Ai-je besoin de vous rappeler, messieurs, que dans les capitales des pays constitutionnels, qui nous environnent, l'exercice des mesures qui tendent à assurer la paix publique a été soigneusement réservé au pouvoir central, à l'exclusion de l'autorité municipale? C'est ainsi qu'à Paris la police s'exerce sous la direction d'un fonctionnaire, dont les pouvoirs émanent directement du gouvernement. C'est ainsi qu'à Londres, et même dans tout le royaume, les agents préposés au maintien de l'ordre ne tiennent leur mandat que du pouvoir central ; et en Belgique le gouvernement abandonne de lui-même une partie des faibles moyens d'action dont il pouvait disposer.

Cela me semble injustifiable, et j'en augure que l'honorable M. de Haussy n'a pas de vocation pour remplir les fonctions de ministre de la police. Au reste, s'il ne tient pas à en retenir les attributions à son département, je me hasarderais d'appuyer le vœu formulé par une section, qui a demandé que le service de la sûreté publique fasse retour à celui de l'intérieur. Il est d'ailleurs nécessaire, pour empêcher que la police préventive ne soit annulée par la police répressive, que ce service soit détaché du département de la justice. Ce service doit appartenir à un département ayant un caractère politique.

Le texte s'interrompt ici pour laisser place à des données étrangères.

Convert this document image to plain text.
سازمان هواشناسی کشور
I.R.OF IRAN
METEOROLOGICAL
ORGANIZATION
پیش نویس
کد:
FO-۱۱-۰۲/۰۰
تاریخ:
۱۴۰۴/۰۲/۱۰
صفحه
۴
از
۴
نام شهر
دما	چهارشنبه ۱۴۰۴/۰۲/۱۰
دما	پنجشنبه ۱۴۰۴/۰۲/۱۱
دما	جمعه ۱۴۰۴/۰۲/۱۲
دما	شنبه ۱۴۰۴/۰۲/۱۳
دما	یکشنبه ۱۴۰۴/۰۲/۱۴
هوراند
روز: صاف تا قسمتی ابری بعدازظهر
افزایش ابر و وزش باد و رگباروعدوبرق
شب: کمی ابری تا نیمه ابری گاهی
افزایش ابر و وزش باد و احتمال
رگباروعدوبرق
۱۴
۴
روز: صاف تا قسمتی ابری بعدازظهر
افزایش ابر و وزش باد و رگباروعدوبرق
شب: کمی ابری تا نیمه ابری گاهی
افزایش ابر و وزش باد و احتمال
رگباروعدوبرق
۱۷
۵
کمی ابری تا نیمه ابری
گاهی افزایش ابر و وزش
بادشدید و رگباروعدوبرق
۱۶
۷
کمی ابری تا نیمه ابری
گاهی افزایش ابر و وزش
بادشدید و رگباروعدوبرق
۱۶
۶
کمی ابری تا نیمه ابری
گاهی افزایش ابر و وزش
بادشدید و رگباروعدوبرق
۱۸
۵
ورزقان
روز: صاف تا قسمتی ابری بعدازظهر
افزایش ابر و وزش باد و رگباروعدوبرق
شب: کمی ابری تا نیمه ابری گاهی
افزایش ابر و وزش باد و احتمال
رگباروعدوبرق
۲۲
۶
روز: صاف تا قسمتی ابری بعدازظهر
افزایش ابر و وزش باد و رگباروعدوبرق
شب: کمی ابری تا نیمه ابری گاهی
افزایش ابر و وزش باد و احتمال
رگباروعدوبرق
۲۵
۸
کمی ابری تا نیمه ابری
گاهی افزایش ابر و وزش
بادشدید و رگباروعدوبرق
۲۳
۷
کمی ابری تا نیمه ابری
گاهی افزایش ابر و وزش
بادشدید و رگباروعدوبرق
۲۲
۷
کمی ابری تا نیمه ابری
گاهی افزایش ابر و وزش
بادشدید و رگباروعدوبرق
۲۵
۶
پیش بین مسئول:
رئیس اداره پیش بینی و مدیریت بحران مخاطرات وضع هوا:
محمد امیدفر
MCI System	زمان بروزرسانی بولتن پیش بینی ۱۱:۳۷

Je vous rappellerai ici, en passant, comment il se fait que l'administration de sûreté soit dans les attributions de la justice.

Lors de la formation du cabinet de 1840, l'honorable M. Liedts, que je regrette de ne plus voir siéger parmi nous, appelé à en faire partie, mit pour condition à son entrée au département de l'intérieur, que le service de sûreté ne serait pas dans ses attributions, et cela par des motifs, je suppose, inhérents à son ancienne position dans la magistrature.

Rien n'empêche maintenant que ce service ne fasse retour à l'intérieur; je crois pour ma part, que l'intérêt public l'exige ; au reste je suis persuadé que l'honorable chef de ce département, si franchement dévoué à l'existence nationale et à la prospérité du pays, ne reculera pas devant ce fardeau, parce que l'ordre et la sécurité en sont les conditions indispensables.

M. le ministre de la justice (M. de Haussy). - Messieurs, il est étonnant que l'honorable M. de Man d'Attenrode, si grand éplucheur de budgets, et qui cherche partout des économies, vienne contester une économie de 10,000 francs, que le gouvernement a crue possible, et qui ne doit présenter, selon lui, aucune espèce d'inconvénient.

De quoi s'agit-il en effet? Un crédit de 20,000 francs était alloué pour les frais de vérification des passeports des étrangers dans la capitale ; un bureau spécial était ouvert à cet effet à l'administration de la sûreté publique. D'un autre côté il y avait à l'hôtel de ville un autre bureau de vérification pour les passeports à l'intérieur. Eh bien, nous avons cru qu'il était possible de réunir ces deux bureaux, en réalisant ainsi une économie de 10,000 francs sur un crédit de 20,000.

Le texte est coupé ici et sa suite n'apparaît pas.